Where there's access to heat, there's harvestable geothermal energy. And there's so much heat below the Earth's surface, according to Paul Woskov, a senior fusion research engineer at MIT, that tapping just 0.1 percent of it could supply the entire world's energy needs for more than 20 million years.
The problem is access. Where subterranean heat sources naturally occur close to the surface, easily accessible and close enough to a relevant power grid for economically viable transmission, geothermal becomes a rare example of totally reliable, round-the-clock green power generation. The Sun stops shining, the wind stops blowing, but the rock's always hot. Of course, these conditions are fairly rare, and as a result, geothermal currently supplies only around 0.3 percent of global energy consumption.
The deepest holes in human history are not deep enough
If we could drill deep enough, we could put geothermal power stations just about anywhere we wanted them. But that's harder than it sounds. The Earth's crust varies in thickness between about 5-75 km (3-47 miles), with the thinnest parts tending to be way out in the deep ocean.
The deepest hole humanity has ever managed to drill is the Kola Superdeep Borehole. This Russian project near the Norwegian border struck out in 1970, aiming to puncture the crust right down to the mantle, and one of its bore holes reached a vertical depth of 12,289 m (40,318 ft) in 1989, before the team decided it was unfeasible to go any deeper, and ran out of money.
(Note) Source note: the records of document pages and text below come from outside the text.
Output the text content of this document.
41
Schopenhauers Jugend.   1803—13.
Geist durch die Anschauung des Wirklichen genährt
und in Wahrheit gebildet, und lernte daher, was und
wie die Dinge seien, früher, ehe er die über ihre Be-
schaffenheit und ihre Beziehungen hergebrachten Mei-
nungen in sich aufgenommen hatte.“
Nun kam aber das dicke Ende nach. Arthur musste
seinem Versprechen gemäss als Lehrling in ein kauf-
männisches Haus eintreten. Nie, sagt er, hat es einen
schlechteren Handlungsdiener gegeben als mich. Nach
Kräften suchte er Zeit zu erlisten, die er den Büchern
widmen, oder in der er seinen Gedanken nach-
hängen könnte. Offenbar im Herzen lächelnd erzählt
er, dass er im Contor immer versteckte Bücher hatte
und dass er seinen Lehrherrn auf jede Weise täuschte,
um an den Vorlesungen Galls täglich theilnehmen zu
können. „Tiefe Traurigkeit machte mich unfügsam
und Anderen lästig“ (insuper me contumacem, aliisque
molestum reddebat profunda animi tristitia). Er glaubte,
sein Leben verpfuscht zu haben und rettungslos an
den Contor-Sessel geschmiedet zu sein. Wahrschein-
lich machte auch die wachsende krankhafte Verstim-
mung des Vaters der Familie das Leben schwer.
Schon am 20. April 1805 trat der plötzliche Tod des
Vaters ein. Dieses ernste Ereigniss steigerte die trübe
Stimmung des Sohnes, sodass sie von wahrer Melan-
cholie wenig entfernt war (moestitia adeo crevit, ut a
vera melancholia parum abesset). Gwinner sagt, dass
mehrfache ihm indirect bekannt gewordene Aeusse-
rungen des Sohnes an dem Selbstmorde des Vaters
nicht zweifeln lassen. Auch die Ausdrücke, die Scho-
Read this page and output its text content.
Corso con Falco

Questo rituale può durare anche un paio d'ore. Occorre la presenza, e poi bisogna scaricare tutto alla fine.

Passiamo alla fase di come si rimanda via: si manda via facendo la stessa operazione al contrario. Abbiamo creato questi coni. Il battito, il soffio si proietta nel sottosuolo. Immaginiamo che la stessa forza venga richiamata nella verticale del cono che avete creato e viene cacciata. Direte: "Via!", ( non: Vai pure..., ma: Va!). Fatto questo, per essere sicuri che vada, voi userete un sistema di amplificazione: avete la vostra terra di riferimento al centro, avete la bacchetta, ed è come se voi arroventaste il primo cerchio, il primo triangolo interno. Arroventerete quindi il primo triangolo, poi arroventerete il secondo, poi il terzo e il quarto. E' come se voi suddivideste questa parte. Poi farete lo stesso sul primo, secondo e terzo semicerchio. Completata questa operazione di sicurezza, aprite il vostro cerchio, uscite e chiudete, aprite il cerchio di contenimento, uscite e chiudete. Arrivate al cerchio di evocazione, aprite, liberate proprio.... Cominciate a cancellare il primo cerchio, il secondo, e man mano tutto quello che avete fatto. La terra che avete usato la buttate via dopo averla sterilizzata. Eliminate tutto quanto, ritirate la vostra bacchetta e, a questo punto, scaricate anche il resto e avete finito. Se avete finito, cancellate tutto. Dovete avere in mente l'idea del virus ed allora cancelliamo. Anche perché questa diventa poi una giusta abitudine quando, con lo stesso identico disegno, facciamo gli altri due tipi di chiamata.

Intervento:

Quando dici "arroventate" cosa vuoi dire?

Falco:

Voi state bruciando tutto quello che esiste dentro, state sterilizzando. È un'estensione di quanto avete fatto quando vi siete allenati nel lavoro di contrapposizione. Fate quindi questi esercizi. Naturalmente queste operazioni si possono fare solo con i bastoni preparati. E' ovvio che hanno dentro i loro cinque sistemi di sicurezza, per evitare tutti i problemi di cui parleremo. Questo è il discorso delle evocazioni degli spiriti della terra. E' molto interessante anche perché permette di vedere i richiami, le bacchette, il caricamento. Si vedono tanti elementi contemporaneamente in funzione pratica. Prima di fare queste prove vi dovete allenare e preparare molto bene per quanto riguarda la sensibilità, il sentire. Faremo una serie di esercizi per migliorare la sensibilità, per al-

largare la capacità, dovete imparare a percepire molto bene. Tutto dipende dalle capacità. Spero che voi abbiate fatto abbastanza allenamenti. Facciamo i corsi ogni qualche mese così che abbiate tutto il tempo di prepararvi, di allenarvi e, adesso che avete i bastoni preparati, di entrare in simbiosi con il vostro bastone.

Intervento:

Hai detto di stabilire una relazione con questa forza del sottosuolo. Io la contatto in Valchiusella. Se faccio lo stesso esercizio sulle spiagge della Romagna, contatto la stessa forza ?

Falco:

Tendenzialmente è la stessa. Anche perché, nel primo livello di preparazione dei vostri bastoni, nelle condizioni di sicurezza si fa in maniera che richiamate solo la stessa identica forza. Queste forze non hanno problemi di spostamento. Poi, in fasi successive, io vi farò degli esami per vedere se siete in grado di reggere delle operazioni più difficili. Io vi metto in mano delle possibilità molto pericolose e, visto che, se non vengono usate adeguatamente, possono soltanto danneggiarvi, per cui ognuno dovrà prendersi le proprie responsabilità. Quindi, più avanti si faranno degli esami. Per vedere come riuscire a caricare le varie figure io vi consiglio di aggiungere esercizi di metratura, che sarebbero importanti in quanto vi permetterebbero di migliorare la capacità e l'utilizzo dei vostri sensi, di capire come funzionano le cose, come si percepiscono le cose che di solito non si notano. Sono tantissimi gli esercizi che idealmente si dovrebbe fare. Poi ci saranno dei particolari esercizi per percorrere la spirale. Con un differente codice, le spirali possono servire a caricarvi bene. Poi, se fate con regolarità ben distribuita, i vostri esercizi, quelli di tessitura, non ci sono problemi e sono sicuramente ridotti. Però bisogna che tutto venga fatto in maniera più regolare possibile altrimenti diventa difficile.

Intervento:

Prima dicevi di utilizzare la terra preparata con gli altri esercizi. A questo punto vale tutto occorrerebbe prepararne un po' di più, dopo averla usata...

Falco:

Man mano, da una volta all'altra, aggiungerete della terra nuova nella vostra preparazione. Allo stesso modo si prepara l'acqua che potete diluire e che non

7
At that depth, the Kola team members expected the temperature to be somewhere around 100 °C (212 °F), but in reality they found it was closer to 180 °C (356 °F). The rock was less dense and more porous than expected, and these factors combined with the elevated heat to create nightmare drilling conditions. The Kola site has fallen into complete disrepair, and this "entrance to hell," a pinnacle (or perhaps nadir) of human achievement, is now an anonymous, welded-shut hole.